Laik düşünce, insanları, varlık yasasından kopardığı ve ters yönde işlediği için, onun oluşturduğu toplumda “paylaşım” denilen bir olguyla karşılaşamazsınız; çünkü zihin katmanları arasında geçişkenlik, yanı paylaşım yoktur. Bu durumda insan yalnızca kendini düşünen, sahip olmak için her savaşı göze alabilen, daha rahat yaşam adına hak hukuk tanımadan insan haklarını çiğneyen… bir varlık olarak karşımıza çıkar. “ Nefsini ilah edineni gördün mü?”

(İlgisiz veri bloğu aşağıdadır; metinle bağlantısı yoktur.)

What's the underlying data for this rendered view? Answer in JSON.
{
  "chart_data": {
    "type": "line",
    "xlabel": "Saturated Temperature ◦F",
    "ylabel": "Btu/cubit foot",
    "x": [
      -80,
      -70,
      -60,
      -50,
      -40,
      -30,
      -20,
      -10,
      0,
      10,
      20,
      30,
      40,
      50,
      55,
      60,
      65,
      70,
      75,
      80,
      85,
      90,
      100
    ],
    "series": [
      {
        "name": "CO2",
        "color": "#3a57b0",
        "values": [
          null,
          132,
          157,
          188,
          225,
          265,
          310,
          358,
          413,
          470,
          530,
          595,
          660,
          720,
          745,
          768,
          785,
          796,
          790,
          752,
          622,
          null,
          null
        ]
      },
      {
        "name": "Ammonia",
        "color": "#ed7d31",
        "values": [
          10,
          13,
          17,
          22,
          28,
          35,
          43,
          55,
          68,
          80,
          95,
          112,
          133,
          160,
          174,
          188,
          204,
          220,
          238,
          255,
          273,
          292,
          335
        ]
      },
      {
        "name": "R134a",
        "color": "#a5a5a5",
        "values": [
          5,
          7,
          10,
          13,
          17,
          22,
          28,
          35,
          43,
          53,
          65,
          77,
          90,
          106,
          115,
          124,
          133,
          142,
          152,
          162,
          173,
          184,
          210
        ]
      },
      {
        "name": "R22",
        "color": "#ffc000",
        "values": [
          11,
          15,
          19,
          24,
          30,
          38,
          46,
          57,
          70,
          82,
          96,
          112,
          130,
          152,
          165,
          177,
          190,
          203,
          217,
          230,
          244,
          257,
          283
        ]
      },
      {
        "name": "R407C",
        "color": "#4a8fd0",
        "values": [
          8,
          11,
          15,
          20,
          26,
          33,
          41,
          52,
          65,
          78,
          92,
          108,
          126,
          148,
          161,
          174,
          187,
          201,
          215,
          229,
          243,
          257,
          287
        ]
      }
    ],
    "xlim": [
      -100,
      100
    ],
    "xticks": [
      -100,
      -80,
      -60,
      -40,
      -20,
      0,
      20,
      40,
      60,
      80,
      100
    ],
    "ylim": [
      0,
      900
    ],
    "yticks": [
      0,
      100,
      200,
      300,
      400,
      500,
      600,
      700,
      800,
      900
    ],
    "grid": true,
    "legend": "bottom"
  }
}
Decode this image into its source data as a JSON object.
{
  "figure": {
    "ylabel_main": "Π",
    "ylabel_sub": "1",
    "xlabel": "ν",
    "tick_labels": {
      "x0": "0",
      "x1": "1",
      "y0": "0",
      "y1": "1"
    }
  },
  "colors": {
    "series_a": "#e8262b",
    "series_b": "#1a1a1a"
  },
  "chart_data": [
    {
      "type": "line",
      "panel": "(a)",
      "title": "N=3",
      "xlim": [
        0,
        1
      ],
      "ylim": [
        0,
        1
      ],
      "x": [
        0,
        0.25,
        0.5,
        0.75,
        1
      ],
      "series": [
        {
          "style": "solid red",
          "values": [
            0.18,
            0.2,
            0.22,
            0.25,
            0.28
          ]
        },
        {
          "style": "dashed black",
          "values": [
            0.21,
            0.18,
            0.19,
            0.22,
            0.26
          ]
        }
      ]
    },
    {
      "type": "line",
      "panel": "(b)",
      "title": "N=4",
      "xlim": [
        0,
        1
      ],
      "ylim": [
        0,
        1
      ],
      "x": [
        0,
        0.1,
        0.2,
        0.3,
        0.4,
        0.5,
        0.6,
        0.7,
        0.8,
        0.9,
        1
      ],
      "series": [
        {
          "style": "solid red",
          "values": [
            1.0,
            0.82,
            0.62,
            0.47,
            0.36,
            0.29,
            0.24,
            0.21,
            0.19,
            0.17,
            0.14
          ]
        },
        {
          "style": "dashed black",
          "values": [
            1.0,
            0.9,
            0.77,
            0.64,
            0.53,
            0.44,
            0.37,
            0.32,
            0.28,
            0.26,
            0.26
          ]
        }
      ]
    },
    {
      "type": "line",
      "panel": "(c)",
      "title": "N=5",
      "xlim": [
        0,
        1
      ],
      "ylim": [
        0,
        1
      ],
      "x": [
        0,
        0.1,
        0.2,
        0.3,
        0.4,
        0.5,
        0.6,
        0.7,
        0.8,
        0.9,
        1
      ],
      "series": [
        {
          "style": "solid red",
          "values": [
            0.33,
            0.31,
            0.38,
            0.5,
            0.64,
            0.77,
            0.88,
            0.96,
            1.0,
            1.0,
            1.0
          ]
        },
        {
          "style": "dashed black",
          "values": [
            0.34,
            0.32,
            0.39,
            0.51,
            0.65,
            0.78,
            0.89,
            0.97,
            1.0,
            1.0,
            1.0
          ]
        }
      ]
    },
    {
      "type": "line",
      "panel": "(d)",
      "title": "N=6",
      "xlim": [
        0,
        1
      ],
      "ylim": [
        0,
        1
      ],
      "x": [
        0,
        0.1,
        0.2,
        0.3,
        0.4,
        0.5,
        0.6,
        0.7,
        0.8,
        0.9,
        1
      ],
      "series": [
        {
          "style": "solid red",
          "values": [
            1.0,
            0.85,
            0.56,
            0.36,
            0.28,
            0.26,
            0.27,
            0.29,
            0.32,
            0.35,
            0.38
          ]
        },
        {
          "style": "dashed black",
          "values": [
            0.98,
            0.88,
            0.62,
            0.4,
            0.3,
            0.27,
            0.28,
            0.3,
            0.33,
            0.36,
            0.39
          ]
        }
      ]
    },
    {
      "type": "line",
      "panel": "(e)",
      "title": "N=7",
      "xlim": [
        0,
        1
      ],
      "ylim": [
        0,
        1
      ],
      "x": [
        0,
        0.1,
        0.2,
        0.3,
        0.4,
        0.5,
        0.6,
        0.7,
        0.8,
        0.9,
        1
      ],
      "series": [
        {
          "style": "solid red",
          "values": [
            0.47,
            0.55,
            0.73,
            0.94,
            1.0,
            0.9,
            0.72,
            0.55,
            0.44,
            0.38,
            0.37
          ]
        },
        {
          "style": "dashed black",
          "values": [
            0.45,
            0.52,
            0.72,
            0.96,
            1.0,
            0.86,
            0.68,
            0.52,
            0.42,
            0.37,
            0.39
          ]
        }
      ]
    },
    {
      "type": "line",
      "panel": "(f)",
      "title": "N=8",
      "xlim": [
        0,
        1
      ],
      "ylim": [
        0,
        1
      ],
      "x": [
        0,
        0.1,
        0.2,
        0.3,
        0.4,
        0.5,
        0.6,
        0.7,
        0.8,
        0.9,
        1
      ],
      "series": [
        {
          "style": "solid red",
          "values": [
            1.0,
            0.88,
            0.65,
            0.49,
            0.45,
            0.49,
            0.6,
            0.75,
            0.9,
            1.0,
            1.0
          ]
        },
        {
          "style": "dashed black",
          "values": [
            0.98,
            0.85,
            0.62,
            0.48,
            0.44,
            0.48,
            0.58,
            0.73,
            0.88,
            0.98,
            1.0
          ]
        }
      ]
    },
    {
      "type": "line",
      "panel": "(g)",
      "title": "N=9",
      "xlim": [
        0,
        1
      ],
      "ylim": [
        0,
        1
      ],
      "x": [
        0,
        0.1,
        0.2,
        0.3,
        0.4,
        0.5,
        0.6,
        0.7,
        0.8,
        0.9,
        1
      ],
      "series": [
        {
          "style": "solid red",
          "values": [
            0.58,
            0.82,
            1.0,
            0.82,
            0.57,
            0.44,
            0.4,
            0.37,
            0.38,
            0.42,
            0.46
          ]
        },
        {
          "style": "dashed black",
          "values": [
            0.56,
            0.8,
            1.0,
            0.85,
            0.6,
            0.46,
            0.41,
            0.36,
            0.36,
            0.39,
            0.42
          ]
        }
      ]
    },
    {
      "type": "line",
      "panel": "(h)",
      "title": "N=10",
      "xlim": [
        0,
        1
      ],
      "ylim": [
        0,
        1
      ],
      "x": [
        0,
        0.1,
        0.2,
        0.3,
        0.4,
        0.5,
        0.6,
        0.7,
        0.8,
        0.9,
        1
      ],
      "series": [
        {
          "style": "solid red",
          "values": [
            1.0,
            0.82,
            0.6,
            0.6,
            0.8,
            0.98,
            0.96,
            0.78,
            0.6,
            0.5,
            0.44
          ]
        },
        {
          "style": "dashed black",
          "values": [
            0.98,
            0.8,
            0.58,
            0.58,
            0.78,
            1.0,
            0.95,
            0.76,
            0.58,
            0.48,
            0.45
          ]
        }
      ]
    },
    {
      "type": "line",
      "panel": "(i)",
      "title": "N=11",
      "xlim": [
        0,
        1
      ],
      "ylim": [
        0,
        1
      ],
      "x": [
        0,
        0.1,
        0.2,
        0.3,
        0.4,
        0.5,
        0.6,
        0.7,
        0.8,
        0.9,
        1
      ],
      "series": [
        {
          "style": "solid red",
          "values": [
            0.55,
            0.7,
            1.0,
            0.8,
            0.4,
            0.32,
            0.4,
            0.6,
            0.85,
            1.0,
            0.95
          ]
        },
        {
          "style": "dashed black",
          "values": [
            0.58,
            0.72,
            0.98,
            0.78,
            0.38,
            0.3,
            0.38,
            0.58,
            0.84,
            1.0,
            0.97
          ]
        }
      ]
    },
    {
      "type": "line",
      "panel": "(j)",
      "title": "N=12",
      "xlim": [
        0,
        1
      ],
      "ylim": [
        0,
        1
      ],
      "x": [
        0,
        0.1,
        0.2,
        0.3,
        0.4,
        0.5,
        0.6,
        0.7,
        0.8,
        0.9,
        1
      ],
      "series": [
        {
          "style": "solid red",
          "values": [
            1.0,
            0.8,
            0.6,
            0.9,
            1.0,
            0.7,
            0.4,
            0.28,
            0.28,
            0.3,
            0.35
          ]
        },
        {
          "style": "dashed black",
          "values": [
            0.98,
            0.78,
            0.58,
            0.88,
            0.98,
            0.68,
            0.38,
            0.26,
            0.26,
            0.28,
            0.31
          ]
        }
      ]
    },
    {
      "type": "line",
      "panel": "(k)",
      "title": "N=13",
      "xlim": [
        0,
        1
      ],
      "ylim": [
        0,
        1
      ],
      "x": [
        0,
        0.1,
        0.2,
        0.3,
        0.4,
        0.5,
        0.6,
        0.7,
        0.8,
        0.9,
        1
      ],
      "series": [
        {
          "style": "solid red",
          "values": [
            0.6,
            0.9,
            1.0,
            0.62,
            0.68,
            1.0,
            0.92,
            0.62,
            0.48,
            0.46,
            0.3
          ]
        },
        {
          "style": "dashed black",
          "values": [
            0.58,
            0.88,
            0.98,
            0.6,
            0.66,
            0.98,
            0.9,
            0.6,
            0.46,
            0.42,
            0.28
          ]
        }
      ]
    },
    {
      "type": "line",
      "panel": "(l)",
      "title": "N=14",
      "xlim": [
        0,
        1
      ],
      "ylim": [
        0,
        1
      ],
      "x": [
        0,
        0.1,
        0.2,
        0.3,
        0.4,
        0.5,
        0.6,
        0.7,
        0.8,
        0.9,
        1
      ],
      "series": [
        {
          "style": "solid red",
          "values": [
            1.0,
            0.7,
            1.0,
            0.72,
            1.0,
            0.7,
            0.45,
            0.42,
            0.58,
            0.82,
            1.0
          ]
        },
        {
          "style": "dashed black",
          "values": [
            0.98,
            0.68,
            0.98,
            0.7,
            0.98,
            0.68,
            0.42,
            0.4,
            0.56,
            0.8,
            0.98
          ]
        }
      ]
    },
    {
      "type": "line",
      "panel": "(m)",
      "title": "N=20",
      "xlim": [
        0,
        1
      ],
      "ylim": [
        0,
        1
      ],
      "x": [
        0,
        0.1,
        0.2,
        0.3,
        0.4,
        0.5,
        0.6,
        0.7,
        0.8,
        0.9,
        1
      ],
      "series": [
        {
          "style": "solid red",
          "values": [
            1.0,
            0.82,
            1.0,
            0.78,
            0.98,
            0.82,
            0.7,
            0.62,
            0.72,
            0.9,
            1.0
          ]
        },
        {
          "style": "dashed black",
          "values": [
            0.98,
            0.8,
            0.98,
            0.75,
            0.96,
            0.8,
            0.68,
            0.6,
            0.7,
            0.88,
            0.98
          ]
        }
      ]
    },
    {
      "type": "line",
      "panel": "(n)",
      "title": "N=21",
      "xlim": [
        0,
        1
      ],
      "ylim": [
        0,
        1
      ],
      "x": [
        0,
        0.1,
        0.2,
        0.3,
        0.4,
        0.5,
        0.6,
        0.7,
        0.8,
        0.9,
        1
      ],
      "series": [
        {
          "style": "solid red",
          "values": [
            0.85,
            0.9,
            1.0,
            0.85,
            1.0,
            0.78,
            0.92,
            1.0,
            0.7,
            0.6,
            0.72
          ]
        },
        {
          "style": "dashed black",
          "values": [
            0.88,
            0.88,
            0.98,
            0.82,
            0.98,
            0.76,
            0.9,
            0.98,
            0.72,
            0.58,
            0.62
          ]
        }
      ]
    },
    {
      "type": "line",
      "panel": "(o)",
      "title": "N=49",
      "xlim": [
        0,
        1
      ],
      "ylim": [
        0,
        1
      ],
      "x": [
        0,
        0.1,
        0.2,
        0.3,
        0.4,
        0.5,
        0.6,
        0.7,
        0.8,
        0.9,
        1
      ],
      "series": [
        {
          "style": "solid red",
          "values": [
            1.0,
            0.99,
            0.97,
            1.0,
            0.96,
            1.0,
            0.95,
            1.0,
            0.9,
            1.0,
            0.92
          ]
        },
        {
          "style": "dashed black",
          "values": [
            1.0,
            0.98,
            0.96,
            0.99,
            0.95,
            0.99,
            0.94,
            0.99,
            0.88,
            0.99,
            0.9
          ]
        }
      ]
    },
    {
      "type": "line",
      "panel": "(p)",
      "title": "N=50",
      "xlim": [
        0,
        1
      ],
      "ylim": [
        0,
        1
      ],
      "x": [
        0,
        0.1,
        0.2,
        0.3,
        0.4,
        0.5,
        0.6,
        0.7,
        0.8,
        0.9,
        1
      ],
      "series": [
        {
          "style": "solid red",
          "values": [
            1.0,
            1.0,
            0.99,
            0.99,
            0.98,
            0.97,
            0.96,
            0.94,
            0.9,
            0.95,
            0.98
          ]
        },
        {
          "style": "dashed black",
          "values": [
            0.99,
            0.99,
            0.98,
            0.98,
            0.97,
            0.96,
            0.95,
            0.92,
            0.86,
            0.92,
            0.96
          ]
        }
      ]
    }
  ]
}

Sakın bana “Batılılar şöyle medeni..” demeyin; Birinci ve İkinci Dünya Savaşlarını çıkarıp canavarca ölümleri sergileyenler, yeryüzü sömürge imparatorluklarını kuranlar ve daha nice zalimlikler sergileyen biz değiliz. Sadece Fransa, 14 Afrika ülkesinde yılda 500 milyar dolar sömürü vergisi almaktadır. Ya İngiltere ve diğerleri? Ya ABD! Yetişme tarzları budur; aldıkları eğitim onlara bunu zorunlu kılmaktadır. Bizler de bu eğitim sisteminin ardı sıra yüz yıldır debelenip durmaktayız. Bugün gözümüzün içine baka baka İslam âleminin tam ortasında yaptıklarını da göremiyorsak, galiba gözümüz ötede feci şekilde açılacaktır.
Şimdi İslam âleminin hastalığına kısaca bir bakalım:
Kendi zihin dünyasını unutmuş durumda. İşlemeyen katmanlar durağanlaşmış ve birbirleri arasında geçişkenlik sağlanamıyor. Durağan ve dolayısıyla küf tutmuş zihinle düşünceyi de geliştiremiyor. Batılılara öykünse de kendi ( küflü de olsa) geçişken zihin katmanları, onu tam batılı yapamıyor! İki arada bir derede kalmış durumda. Ya kendine gelecek, yani Tevhidi ( bütüncül ) düşünceyi hayatına yansıtacak ve yeryüzü yeniden yaradılış kanunlarıyla tanışacak yahut dünyayı kana bulayanların kuyruğunda can vermeyi bir meziyet sayacaktır. Umarız ve dileriz kendini tanısın ve tüm insanlığa yeniden örnek olsun.
Zihin dünyamdan ÖTE DÜNYA’ya bir geçişkenlik sağlayamayan hiçbir şey beni bana tanıtamaz, benim mutluluğumdan söz edemez. Maverasız uygarlıkların insanlığa katabilecekleri hiçbir, ama hiçbir evrensel, ebedi değer yargıları yoktur ve olamaz. Her şey zıddıyla vardır; ahreti olmayan bir dünya nasıl ayakta durabilir ve üzerindeki insanları mutlu edebilir?
Dünyadaki kötülüklere, çarpıklıklara dur diyecek gücüm yok; lakin Tevhid’in oluşturduğu zihnimi her türlü küfrün tasallutundan korumak da benim iman görevim.